‘Users of the World, Unite!’; a step in the right direction?
The increasingly widespread use of social media has given rise to new interactional conditions and the creation of new discursive spaces. These developments also provide firms and organizations with new communicative opportunities and new ways of generating profit. Given the newness of social media, there is still a relatively scarce selection of academic literature that strives to formulate a coherent theory relating these media to use in company-related settings. I recently came across an often cited article that tries to contribute to the formulation of such a theory; Andreas Kaplan and Michael Haenlein’s ‘Users of the world, unite!’. In this article, Kaplan and Haenlein attempt to provide a brief account of the nature and genealogy of social media. They also analyze both the social and the media aspect of social media by drawing on concepts from sociology and media theory respectively. Furthermore, based on these concepts, they seek to offer companies some basic strategies for efficiently using social media. Here, I’d like to evaluate to what extent Kaplan and Haenlein succeed in mapping out a useful theory.
Let me start off by underlining the academic relevance of the article. Given the popularity of social media, there is a definite need for the theorization of frameworks that can help us better understand them and their value in relation to (commercial) organizations and institutions. Kaplan and Haimlein, relying heavily on sociological and media-related theory, definitely aim to device such a framework. There are, however, some fundamental problems that attenuate the usefulness of their text.
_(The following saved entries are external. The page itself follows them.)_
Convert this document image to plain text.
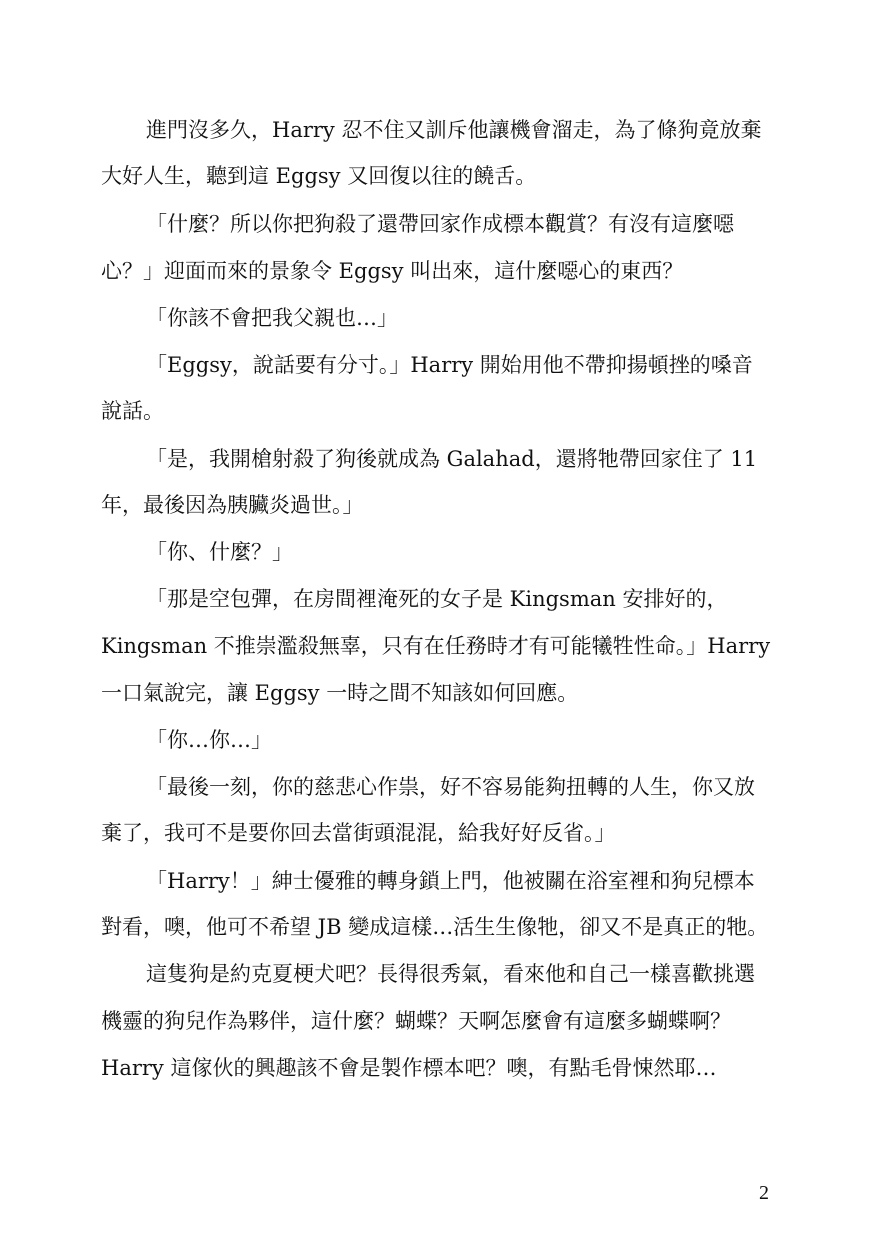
進門沒多久，Harry 忍不住又訓斥他讓機會溜走，為了條狗竟放棄
大好人生，聽到這 Eggsy 又回復以往的饒舌。
「什麼？所以你把狗殺了還帶回家作成標本觀賞？有沒有這麼噁
心？」迎面而來的景象令 Eggsy 叫出來，這什麼噁心的東西？
「你該不會把我父親也…」
「Eggsy，說話要有分寸。」Harry 開始用他不帶抑揚頓挫的嗓音
說話。
「是，我開槍射殺了狗後就成為 Galahad，還將牠帶回家住了 11
年，最後因為胰臟炎過世。」
「你、什麼？」
「那是空包彈，在房間裡淹死的女子是 Kingsman 安排好的，
Kingsman 不推崇濫殺無辜，只有在任務時才有可能犧牲性命。」Harry
一口氣說完，讓 Eggsy 一時之間不知該如何回應。
「你…你…」
「最後一刻，你的慈悲心作祟，好不容易能夠扭轉的人生，你又放
棄了，我可不是要你回去當街頭混混，給我好好反省。」
「Harry！」紳士優雅的轉身鎖上門，他被關在浴室裡和狗兒標本
對看，噢，他可不希望 JB 變成這樣…活生生像牠，卻又不是真正的牠。
這隻狗是約克夏梗犬吧？長得很秀氣，看來他和自己一樣喜歡挑選
機靈的狗兒作為夥伴，這什麼？蝴蝶？天啊怎麼會有這麼多蝴蝶啊？
Harry 這傢伙的興趣該不會是製作標本吧？噢，有點毛骨悚然耶…
2
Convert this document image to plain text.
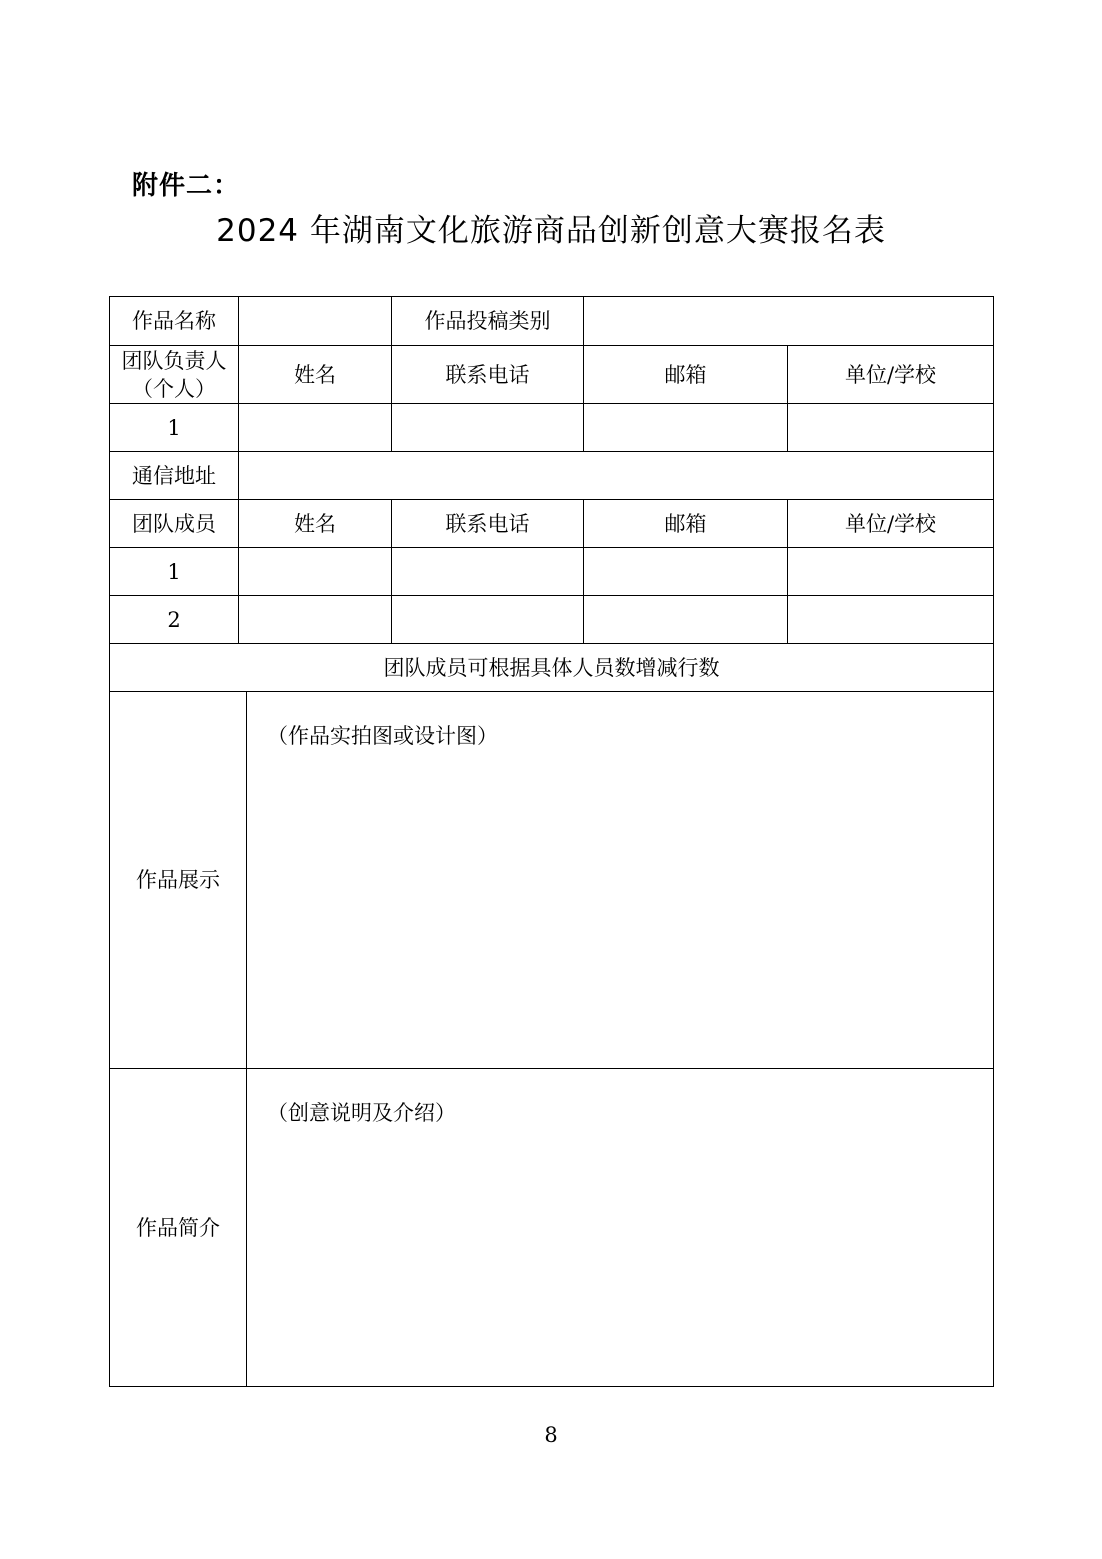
附件二：
2024 年湖南文化旅游商品创新创意大赛报名表
作品名称			作品投稿类别		
团队负责人（个人）	姓名		联系电话	邮箱	单位/学校
1					
通信地址					
团队成员	姓名		联系电话	邮箱	单位/学校
1					
2					
团队成员可根据具体人员数增减行数					
作品展示		（作品实拍图或设计图）			
作品简介		（创意说明及介绍）			
8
First of all, Kaplan and Haimlein make heavy use of the concept of Web 2.0, even designating it to be the catalyst behind the conception of social media (“for the purpose of our article, we consider Web 2.0 as the platform for the evolution of Social Media”). The notion of Web 2.0, however, is not without its problems. As Alan Liu states in an interview with Geert Lovink, the idea of Web 2.0 as a teleological process and/or a singular unit of analysis is flawed; many of the different technologies and practices that are conceptualized as characteristic of Web 2.0 are actually moving in different, often contradictory directions. Furthermore, Liu explains how the term Web 2.0 is often a shortcut used to ascribe web-related changes to technological innovations rather than engaging with the deeper cultural, economic and political structures that help shape our technologies. In other words, by equating the rise of social media with a fickle concept like Web 2.0, Kaplan and Haimlein forego the underlying sociological, economic and interactional conditions that have informed the development of social media.
Secondly, their use of media theory frames social media in a rather one-dimensional fashion. They analyze media according to their media richness (i.e. their capability to reproduce information) and the degree of social presence they allow for (see the table below). The claims they make, however, are far too general; they simply identify social networking sites, for example, as having a medium level of social presence and media richness. This is far too fatalistic a reading, as social networking sites allow for a myriad of different interactional formats. Consider the variety of interactions possible on Facebook, each with its own set of rituals and particularities (chatting, tagging photos, participating in groups, (de)friending, using VoIP applications, commenting, et cetera). The rigid concepts of media richness and social presence, then, do not do justice to the heterogeneous communicative spectrum of social media.
Finally (and arguably most importantly) Kaplan and Haimlein rely heavily on the work of sociologist Erving Goffman. They theorize the social in social media through Goffman’s understanding of self-presentation and self-disclosure. This is a markedly micro-sociological perspective of which the scope of analysis is aimed at interpersonal communication and interaction rituals. Notably, Goffman’s body of work has been criticized for understating (and sometimes even ignoring) the existence of organizations and institutions (Ritzer 2012: 384). This makes one wonder if Goffman’s sociology is an apt paradigm for connecting firms to social media, and if there are no better alternatives in social theory (Bourdieu’s theory of fields, Lovink and Rossiter’s idea of organized networks, and Castells’ work on the network society and communication power come to mind).
Kaplan and Haenlein’s article is born out of a commendable vision. It recognizes the importance of finding conceptual tools that can lead to a better understanding of social media use in commercial (or governmental) settings. The specific theoretical frameworks they choose to make use of, however, leave a lot to be desired. When studying a phenomenon as intricate as social media, categorizing it according to inflexible terms is insufficient. Also, when aiming to theorize the social dimension of social media, using a conceptual footing that emphasizes micro-interactions but underplays the role of meso/macro-structures like institutions and organizations seems too limited an approach (especially when the aim of the article is to establish an account of social media use in a commercial/organizational rather than personal context). The article is thus rightfully rooted in the notion that theoretical frameworks can help us make sense of social media in a variety of settings, but ultimately lacks an exhaustive theoretical foundation.
Ritzer, George. Sociological Theory, eighth edition. New York: McGraw Hill, 2012.